When you pull back and look at TransAlta Corporation’s full ensemble of assets, only about one third of its power generation is renewable. The rest comes from natural gas (43% of generation) and coal (25%). Although much of the power it produces is protected by long-term contracts, it is still very much in the process of shifting toward newer technology and clean energy — and it still has a long way to go. And while it’s doing that, it’s also trying to reduce its debt levels, a move that will likely make the clean power transition a little slower.
There’s nothing inherently wrong with what TransAlta Corporation is doing. It’s simply working to change along with the industry in which it operates while maintaining financial discipline. But with so much carbon-based generating capacity, it could be a long process, one which probably isn’t worth bothering with for most investors. That’s particularly true when the only reward for sticking it out is a modest 2% yield.
At the head of the pack
This is why most investors, particularly more interested in income, would be better off buying Brookfield Renewable Partners. The first appealing element is clearly the partnership’s 6.7% distribution yield. But then there’s the simple fact that all of Brookfield’s power is renewable. It doesn’t need to transition to new technology, it’s already there.
OK, that’s actually a bit of an overstatement: Roughly 75% of the partnership’s power capacity is hydroelectric. That’s one of the oldest and most reliable sources of renewable power on the planet, and it’s the foundation on which Brookfield is expanding into the solar and wind spaces. Brookfield Renewable is working to get into new technology, but it’s making use of arguably the best of the old energy industry to do it.

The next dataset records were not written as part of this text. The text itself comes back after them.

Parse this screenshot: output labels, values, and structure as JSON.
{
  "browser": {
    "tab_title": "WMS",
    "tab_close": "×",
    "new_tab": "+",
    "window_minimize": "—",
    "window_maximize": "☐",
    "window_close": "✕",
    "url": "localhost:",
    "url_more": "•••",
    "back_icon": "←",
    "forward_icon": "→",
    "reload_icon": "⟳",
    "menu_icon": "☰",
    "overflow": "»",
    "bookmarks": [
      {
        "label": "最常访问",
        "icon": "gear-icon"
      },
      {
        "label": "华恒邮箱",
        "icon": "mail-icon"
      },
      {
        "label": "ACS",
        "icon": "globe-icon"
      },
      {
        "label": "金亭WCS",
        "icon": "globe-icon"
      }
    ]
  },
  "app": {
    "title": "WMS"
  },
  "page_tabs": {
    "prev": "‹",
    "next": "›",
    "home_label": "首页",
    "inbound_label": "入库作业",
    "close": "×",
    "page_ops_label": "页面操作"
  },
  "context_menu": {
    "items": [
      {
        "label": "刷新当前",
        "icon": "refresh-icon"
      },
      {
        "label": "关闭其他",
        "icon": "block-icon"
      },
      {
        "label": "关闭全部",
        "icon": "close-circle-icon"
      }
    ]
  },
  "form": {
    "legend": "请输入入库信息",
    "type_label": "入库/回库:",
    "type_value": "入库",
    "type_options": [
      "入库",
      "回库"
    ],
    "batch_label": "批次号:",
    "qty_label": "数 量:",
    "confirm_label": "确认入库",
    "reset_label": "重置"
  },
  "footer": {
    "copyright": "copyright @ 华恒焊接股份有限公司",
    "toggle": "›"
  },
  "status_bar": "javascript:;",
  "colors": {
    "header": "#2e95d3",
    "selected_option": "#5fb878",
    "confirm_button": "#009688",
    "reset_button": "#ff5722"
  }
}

There’s a long way to go before solar and wind rival hydro in Brookfield’s portfolio, but that just means there’s a very long runway for growth. And it’s making aggressive moves to get there, like buying TerraForm Global in 2017 and acquiring a controlling stake in that company’s sibling TerraForm Power , a position it augmented in mid-2018 . These two investments materially increased Brookfield’s power diversification and further expanded its portfolio globally.
Today it has around 17.4 gigawatts of power across 15 countries. And every new investment simply makes Brookfield an even bigger player in the renewable power sector. That said, much of the partnership’s growth from here is likely to come from ground-up construction and not big, direction-changing acquisitions. For example, it currently has 151 megawatts of power projects in the works through 2021 that are projected to add $15 million to its funds from operations. It has another 208 megawatts worth of projects lined up behind that, which it believes will boost funds from operations by $28 million.
The total addition to funds from operations from these investments will be modest, at just a couple of percentage points. However, when added to its long-term contracts — which contain price escalations — you start to get solid mid-single digit growth numbers to back the partnership’s long-term goal of 5% to 9% distribution growth over time. If you are an income investor looking to put some money to work in renewable power, Brookfield Renewable Power is a much better option than TransAlta Corporation.
More than just a yield
Sure, you could have looked at the yields of Brookfield Renewable Power and TransAlta Corporation and simply gone with the higher yield. But it’s the story behind those yields that really makes Brookfield Renewable Power the more compelling investment option. Why suffer through an old-school, low-yielding power company’s transition toward renewable power when you can own a high-yield partnership that is already focused on renewables? That includes a solid foundation built on hydroelectric power, one of the oldest and most reliable sources of clean energy known to man. Once you understand the backstory here, it’s a pretty simple choice to pick Brookfield.